Dr. Tom W. Keller, IBM Research lead for system-level power efficiency and management technologies has played an integral role in the conference since its inception: “IBM’s broad expertise in technical research and innovation continues to guide leadership design in processors, systems and management software to help clients better optimize energy consumption in the datacenter. By collaborating with industry thought leaders, IBM continues to drive discussion and development of energy-smart innovations to help businesses reduce the environmental impact of technology operations.”

Dr. Keller and his team at the Austin Research Laboratory have secured 45 patents and patent filings since 2002 in the areas of power/performance optimization and energy-efficient designs for computers.

Environmental Agency Collaborates with IBM to Design Energy Efficient Data Center

As IBM continues to innovate and collaborate on energy-smart computing design, clients of all sizes, in all industries, continue to benefit.

Sustainability Victoria is a state government agency in Australia that provides information and advice to business, government and the community about using resources more efficiently and reducing everyday environmental impacts. The organization practices what it preaches through a comprehensive environment management system which includes constantly reviewing and improving its own environmental performance.
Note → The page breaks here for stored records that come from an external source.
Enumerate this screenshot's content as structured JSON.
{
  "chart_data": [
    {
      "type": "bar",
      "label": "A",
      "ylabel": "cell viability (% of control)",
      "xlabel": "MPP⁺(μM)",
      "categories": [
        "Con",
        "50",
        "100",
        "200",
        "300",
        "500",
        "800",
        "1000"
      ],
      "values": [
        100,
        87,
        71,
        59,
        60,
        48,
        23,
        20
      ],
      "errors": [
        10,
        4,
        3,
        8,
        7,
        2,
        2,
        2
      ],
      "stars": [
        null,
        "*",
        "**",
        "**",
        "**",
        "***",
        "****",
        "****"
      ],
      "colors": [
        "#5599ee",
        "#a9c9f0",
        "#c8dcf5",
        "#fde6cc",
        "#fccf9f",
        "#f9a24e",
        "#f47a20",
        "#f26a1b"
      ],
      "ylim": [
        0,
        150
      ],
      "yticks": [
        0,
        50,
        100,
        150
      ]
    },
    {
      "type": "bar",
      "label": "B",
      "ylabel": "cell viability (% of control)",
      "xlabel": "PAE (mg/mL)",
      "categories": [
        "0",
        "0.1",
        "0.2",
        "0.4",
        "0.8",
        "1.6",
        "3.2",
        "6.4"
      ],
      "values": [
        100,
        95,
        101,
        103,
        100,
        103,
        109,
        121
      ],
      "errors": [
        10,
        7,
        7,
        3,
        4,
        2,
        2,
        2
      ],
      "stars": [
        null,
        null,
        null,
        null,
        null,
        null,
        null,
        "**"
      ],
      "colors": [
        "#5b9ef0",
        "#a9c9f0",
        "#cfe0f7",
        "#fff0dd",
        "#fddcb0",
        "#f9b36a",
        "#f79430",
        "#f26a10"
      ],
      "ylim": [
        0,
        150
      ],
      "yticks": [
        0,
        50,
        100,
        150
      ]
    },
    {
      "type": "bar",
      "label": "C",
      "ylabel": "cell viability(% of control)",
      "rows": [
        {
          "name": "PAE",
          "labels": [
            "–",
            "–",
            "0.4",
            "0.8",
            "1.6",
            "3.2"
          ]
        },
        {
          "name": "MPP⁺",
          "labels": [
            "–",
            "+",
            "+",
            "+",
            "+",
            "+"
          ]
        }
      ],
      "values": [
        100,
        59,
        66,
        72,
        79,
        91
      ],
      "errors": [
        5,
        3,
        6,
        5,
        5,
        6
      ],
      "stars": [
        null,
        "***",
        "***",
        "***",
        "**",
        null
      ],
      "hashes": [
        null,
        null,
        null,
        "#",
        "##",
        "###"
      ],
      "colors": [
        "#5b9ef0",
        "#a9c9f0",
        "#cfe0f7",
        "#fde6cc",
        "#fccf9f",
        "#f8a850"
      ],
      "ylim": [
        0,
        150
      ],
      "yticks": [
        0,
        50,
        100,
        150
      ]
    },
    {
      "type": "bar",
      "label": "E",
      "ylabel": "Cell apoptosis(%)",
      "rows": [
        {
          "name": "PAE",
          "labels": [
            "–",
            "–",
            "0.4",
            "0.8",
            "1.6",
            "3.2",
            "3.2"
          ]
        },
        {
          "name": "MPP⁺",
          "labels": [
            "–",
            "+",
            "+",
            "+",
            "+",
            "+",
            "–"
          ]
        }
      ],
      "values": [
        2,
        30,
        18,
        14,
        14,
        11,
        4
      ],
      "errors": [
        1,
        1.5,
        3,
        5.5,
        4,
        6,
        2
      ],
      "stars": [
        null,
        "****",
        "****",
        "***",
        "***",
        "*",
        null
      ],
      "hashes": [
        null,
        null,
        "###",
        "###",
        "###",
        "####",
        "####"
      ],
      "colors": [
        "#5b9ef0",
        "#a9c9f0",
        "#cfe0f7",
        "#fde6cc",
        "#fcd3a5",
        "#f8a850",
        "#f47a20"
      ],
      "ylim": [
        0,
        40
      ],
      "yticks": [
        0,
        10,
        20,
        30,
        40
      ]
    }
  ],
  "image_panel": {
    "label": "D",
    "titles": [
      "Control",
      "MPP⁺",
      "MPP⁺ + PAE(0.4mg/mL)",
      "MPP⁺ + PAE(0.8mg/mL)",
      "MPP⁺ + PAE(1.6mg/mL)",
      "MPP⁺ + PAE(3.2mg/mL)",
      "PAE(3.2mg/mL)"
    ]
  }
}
The organization recently consolidated its operations from three separate offices to one centralized location in October 2006. The move provided the agency with a chance to create a model office for energy efficient technology usage. For example, it replaced almost all its desktop computers and CRT monitors with laptops and LCD screens, which consume much less power. Sustainability Victoria also opted to use IBM technology in its data center to reduce its energy consumption by more than 50 percent.

“Taking into account computers, printers, faxes, phone systems and servers, IT consumes up to 75 percent of the electricity in the average office. The server room alone accounts for around 60 percent of this,” said Geoff Mabbett, chief executive of Sustainability Victoria. “By reducing the number of servers, using more energy efficient technology and intelligently managing server usage, we expect to reduce our data center power consumption by more than 50 percent.”

Sustainability Victoria collaborated with IBM to deploy IBM BladeCenter servers, designed with up to 90 percent energy efficient power supplies able to reach peak efficiency even under small load; and IBM Calibrated Vector Cooling technology to allow dual paths of air to each component to improve uptime and longevity while also reducing wasteful air movement. Sustainability Victoria also re-evaluated traditional wisdom that all servers need to run 24 hours a day. With IBM PowerExecutive, the organization will have the ability to monitor actual power consumption by its systems and accurately reduce power consumption of non-critical servers at nights and on weekends.